Like the title says I need to know how to manipulate various sub tools or selected sub tools without having to adjust each one manually.
Example torso and lower half can be scaled together but they are different sub tools, if this is an easy one well I never had to do It before.
thanks.
Replies
For simple movements you can use the "Contact" tool in the subtools menu, which alows you to lock a subtool onto areas of another subtool, so that when that area moves, the subtool will move with it, but it doesn't work with scaling (and it's super weird to use, took me a while to figure it out).
Another solution is to do it in another program, with GoZ for example. This will work for slight changes in size, but if you do a really important scale (like x100 or something), because of how Zbrush handles it's layer data, when you send your model back to zbrush all the detail information will not have scalled, so it'll look like all the details have been softened (or contrasted if you reduce it).

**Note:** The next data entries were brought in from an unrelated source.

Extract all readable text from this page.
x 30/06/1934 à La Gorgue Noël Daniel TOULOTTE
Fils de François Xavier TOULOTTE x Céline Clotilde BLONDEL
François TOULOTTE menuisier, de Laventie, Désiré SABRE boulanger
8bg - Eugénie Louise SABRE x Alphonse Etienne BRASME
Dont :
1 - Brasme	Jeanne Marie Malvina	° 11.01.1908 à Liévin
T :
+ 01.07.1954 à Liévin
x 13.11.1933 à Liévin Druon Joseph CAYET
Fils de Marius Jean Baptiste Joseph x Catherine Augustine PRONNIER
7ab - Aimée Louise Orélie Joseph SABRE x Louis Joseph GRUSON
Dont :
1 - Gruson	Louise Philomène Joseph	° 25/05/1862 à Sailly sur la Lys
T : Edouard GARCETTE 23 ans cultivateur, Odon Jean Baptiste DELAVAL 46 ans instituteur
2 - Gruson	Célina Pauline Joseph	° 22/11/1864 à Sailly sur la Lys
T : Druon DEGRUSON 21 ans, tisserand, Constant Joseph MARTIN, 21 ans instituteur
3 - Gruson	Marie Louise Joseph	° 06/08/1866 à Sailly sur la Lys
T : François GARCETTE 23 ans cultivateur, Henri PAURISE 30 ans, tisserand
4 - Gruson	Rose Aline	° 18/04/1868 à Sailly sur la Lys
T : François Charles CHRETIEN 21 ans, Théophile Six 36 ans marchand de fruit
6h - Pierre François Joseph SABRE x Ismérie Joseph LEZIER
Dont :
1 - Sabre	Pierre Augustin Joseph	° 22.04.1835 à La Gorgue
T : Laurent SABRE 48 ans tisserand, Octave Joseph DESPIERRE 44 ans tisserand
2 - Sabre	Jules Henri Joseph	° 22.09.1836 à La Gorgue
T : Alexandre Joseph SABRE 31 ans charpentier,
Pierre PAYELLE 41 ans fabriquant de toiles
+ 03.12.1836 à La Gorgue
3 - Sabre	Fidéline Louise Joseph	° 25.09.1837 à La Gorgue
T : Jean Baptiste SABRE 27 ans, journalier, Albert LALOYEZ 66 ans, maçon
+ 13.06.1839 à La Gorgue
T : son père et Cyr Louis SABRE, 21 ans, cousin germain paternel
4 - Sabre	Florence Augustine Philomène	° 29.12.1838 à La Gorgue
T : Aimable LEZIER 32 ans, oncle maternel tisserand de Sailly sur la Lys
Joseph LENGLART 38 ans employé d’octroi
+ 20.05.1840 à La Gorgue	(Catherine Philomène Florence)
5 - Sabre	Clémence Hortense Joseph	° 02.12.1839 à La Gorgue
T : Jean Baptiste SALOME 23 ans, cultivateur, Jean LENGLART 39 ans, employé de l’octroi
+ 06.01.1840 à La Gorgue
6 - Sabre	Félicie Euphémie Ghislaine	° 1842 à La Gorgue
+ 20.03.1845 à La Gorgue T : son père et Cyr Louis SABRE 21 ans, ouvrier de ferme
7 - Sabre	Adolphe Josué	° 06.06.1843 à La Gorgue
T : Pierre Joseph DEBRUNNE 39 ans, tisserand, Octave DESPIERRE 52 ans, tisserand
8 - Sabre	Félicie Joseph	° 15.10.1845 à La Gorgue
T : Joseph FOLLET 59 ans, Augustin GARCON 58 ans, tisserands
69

Last solution, that should actually work, but is kind of a brainfuck, is to take your subtools to a separate tool file, change the export scale offset setting, go back to your original tool, and append the your subtools from the new tool to it (might have to read that 5 or 6 times to understand wtf I'm talking about xD).
When Zbrush appends, it uses the tools export scale offset, so it'll scale your subtools... Problem is you have to calculate the scale you want precisily, you have no visual feedback of it.
Hope that helps, and I hope someone posts a super simple solution proving what an idiot I am.
I love Zbrush, but I hate it quite a bit too.
This is what I did hopefully It doesn't ruin anything:
I had to make duplicates in case anything went wrong and now I see I have to merge down then split groups.
*shaking head* making things harder for no reason.
I got another little head -f- how do you fan out ends of clothing, example bell bottom pants and sleeves? (already did It but I couldn't get the result, had to GO.Z)
/\ I think I figured out why they made the goZ option beside It being awesome but they were probably like whatever you can do in your App that you can't with ours will be solved, and we don't have to add all that other stuff and bloat our software.
I will use these other options at a later date and see which works best for now I got what I needed thanks.
Bal:
LMFAO @ brainfuck I lol'd I already knew my head was going to hurt so I said to myself bring It on! Yes I had to read It more than once too so another .lol'd.
Edit:
Hell yes!
And keep axis at center lock no matter what you do to the damn object/mesh so that you don't have to be like wtf my shit's off axis and I can't use symmetry now DAMN IT.
Depending on what the mesh looks like, I'd drop to the lowest subdivision level and use the move brush. If the base mesh's geo is too heavy, I'd draw out a mask and then strongly blur it. Then it would be fit for deforms like size, inflat, or various brushes.
For the ends of clothing, I too recommend the move brush or some variant thereof.
As to going off axis, I haven't tried it for this, but it should work... if it happens again sometime, try the "Scale Offset" command in subtool master, it's supposed to 0 it out in addition to setting scale to 1.0.